As you can see, the ChatGPT poems differ very little from each other – whereas our model generates something different almost every time.

This likely results from the fact that chatGPT was not trained strictly for generating poems, but for conversations. So the model converses well, but wasn’t necessarily trained on a large base of verses – hence the repetition.

Finding 2:

It’s clear that the poems generated by ChatGPT are more consistent, while ones generated by our tool tend to be pretty chaotic. Oftentimes, one sentence has no connection to the following one.

ChatGPT is a conversational model, so it aims to maintain the context of the conversation and logical coherence well. Our model, on the other hand, was trained on a small set of Polish poems, so it’s more “limited” in this respect.

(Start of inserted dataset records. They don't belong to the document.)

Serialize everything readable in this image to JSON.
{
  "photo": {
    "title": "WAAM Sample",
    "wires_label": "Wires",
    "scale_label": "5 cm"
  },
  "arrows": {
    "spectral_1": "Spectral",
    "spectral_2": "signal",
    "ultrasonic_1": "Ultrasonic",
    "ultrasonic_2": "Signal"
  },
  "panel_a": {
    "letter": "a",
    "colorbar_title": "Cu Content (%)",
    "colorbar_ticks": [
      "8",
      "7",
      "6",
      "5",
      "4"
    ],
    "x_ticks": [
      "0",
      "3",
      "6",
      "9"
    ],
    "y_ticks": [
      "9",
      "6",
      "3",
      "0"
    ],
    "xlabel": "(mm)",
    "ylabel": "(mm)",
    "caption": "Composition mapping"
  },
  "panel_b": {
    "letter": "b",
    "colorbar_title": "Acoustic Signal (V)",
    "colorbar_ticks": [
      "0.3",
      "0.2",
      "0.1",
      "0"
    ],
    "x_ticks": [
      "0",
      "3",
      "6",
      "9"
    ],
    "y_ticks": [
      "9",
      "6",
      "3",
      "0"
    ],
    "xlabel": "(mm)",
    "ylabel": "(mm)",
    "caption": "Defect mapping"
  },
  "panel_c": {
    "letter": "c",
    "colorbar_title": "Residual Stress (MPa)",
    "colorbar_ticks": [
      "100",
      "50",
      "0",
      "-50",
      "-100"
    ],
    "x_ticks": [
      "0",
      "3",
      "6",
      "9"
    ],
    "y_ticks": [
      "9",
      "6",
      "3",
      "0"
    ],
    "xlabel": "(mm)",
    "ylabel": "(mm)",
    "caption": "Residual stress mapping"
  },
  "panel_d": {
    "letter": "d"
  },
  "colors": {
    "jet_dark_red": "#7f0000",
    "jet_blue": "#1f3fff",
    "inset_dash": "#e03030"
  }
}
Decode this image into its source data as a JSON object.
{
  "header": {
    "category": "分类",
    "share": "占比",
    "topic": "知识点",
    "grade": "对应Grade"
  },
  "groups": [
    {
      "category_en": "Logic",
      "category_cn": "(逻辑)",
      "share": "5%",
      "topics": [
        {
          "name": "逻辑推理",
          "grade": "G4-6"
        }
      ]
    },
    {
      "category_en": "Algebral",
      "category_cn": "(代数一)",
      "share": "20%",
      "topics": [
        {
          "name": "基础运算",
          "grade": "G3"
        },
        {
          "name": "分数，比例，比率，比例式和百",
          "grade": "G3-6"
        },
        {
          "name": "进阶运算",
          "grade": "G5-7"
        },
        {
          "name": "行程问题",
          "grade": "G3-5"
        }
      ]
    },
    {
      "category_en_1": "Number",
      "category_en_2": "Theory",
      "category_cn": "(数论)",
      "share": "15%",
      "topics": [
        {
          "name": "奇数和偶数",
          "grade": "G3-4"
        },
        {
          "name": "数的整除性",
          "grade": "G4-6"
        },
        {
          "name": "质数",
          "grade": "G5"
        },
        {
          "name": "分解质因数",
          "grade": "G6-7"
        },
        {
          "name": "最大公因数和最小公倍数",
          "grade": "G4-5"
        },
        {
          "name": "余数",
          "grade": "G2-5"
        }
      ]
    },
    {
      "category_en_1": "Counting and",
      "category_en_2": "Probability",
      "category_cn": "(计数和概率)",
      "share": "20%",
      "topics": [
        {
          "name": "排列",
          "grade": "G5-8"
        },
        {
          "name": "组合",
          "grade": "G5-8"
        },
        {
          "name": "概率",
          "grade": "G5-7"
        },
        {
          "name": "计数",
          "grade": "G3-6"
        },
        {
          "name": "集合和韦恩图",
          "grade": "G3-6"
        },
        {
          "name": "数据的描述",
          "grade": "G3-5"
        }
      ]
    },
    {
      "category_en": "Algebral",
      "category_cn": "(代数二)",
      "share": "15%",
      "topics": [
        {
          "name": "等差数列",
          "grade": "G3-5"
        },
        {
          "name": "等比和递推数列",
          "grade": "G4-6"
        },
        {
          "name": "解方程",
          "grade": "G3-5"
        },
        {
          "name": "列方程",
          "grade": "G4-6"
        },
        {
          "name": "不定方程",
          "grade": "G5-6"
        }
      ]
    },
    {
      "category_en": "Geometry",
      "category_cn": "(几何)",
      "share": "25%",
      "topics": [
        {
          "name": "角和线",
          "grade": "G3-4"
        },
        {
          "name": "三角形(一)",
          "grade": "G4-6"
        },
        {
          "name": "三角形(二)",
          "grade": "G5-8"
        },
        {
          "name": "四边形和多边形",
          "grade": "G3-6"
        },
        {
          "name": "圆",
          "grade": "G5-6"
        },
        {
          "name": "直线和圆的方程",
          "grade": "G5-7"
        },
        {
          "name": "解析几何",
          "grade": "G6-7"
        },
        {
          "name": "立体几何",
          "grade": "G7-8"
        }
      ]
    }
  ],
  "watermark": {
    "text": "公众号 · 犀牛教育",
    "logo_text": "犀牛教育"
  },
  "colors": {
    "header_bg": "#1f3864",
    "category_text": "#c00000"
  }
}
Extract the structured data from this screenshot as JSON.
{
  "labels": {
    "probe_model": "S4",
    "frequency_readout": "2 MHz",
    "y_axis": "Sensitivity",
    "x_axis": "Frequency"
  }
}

In addition, the ChatGPT architecture is based on GPT-3 which is definitely better – it has more parameters affecting the learning process than GPT-2 on which we based our model. The amount of data on which GPT-3 was trained is also much larger than the volume used to train the Polish GPT-2 model that we used.

Wrap up

With many startups focusing on natural language processing (NLP) and machine translation, it’s safe to say that we’re on the brink of an explosion in AI-based language software. GPT-3 already powers hundreds of bots, apps, corporate blogs, social media feeds, and content farms. AI creates billions of words of functional and grammatically correct copy per day.

OpenAI recently shed light on a new version of the model called GPT-4, which will be 500 times more powerful and able to sort through even vaster amounts of data. As systems get bigger, they get better at pruning mistakes that lead to incorrect sentences and repeating strategies that lead to good ones. GPT-4 might shock us with an even greater ability to find just the right words and arrange them into verses that sound human-made.